Department of Orthopaedic Surgery, University of Pittsburgh, Pittsburgh, PA 15213, USA.
Am J Sports Med. 2011 Oct;39(10):2141-6. doi: 10.1177/0363546511413250. Epub 2011 Jul 15.
Meniscal root tears have attracted increasing interest in recent years. Fixation is an important factor for rehabilitation and avoidance of early failure. Suture fixations have been the most commonly used techniques. The current study aimed to evaluate the maximum failure load of the native meniscal roots (anteromedial, posteromedial, anterolateral, and posterolateral) and of 3 commonly used meniscal root fixation techniques (2 simple stitches, modified Kessler stitch, and loop stitch).
(1) There will be no difference in maximum failure load between the native meniscal roots. (2) The loop stitch will sustain the greatest maximum load to failure, followed by the modified Kessler stitch and the 2 simple stitches. (3) The maximum failure load of the native meniscal roots will not be restored by the tested fixation methods.
Controlled laboratory study.
The maximum failure load of the 4 human native meniscal roots was evaluated using 64 human meniscal roots. Additionally, the maximum failure load of the 3 fixation techniques was evaluated on 24 meniscal roots: (1) 2 simple stitches, (2) modified Kessler stitch, and (3) loop stitch using a suture shuttle.
The average maximum failure load of the native meniscal roots was 594 ± 241 N (anterolateral: 692 ± 304 N; posterolateral: 648 ± 140 N; anteromedial: 407 ± 180 N; posteromedial: 678 ± 200 N). The anteromedial root was significantly weaker than the posterolateral and posteromedial roots (P = .04 and P = .01, respectively). Regarding fixation techniques, the maximum failure load of the 2 simple stitches was 64.1 ± 22.5 N, the modified Kessler stitch was 142.6 ± 33.3 N, and the loop was 100.9 ± 41.6 N. None of the fixation techniques recreated the strength of the native roots.

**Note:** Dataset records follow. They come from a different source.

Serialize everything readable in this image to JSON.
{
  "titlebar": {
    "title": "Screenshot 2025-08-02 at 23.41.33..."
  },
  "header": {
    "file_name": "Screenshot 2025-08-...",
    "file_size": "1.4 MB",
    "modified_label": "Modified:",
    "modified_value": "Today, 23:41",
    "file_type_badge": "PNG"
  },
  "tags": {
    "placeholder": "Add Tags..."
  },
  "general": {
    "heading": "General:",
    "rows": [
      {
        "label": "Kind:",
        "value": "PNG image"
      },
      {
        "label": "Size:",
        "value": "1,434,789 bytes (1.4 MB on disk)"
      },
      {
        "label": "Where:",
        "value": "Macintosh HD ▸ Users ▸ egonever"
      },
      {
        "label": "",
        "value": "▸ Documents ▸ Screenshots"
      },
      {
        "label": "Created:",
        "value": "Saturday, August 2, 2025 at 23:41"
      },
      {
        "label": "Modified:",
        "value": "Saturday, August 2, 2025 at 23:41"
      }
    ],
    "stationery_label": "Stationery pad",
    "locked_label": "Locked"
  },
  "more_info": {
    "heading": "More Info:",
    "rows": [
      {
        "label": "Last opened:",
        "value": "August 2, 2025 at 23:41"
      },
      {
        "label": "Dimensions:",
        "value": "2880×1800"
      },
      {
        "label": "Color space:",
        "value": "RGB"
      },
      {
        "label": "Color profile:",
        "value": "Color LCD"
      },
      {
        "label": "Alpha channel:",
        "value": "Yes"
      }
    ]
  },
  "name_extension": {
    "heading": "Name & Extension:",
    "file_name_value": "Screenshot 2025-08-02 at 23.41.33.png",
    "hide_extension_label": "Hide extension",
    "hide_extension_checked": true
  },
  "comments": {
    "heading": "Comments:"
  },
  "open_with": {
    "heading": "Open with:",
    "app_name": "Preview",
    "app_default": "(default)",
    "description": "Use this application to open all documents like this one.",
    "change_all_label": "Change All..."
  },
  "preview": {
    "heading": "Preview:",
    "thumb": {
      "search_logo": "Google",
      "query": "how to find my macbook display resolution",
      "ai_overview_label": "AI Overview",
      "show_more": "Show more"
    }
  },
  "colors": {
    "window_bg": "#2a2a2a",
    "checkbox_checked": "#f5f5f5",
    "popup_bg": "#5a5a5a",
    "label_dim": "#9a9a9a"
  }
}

The native anterolateral root was the strongest meniscal root, and the anteromedial root was the weakest meniscal root. Regarding primary fixation strength, the modified Kessler stitch was the strongest technique compared with the loop and the 2 simple stitches.
None of our tested fixation methods restored the strength of native meniscal roots. Thus, rehabilitation after meniscal root fixation should proceed cautiously.
近年来,半月板根部撕裂越来越受到关注。固定是康复和避免早期失败的重要因素。缝合固定是最常用的技术。本研究旨在评估原生半月板根部(前内侧、后内侧、前外侧和后外侧)和 3 种常用半月板根部固定技术(2 种简单缝线、改良 Kessler 缝合和环形缝合)的最大失效负载。
(1)原生半月板根部之间的最大失效负载没有差异。(2)环形缝合将承受最大的失效负载,其次是改良 Kessler 缝合和 2 种简单缝线。(3)测试固定方法不会恢复原生半月板根部的最大失效负载。
对照实验室研究。
使用 64 个人类半月板根部评估 4 个人类原生半月板根部的最大失效负载。此外,还评估了 3 种固定技术的最大失效负载,共使用 24 个人半月板根部:(1)2 种简单缝线,(2)改良 Kessler 缝合,(3)使用缝线梭的环形缝合。
原生半月板根部的平均最大失效负载为 594 ± 241 N(前外侧:692 ± 304 N;后外侧:648 ± 140 N;前内侧:407 ± 180 N;后内侧:678 ± 200 N)。前内侧根部明显弱于后外侧和后内侧根部(P =.04 和 P =.01)。关于固定技术,2 种简单缝线的最大失效负载为 64.1 ± 22.5 N,改良 Kessler 缝合为 142.6 ± 33.3 N,环形缝合为 100.9 ± 41.6 N。没有一种固定技术能够重建原生根部的强度。
原生前外侧根部是最强的半月板根部,而前内侧根部是最弱的半月板根部。在原发性固定强度方面,改良 Kessler 缝合与环形和 2 种简单缝线相比是最强的技术。
我们测试的固定方法都没有恢复原生半月板根部的强度。因此,半月板根部固定后的康复应谨慎进行。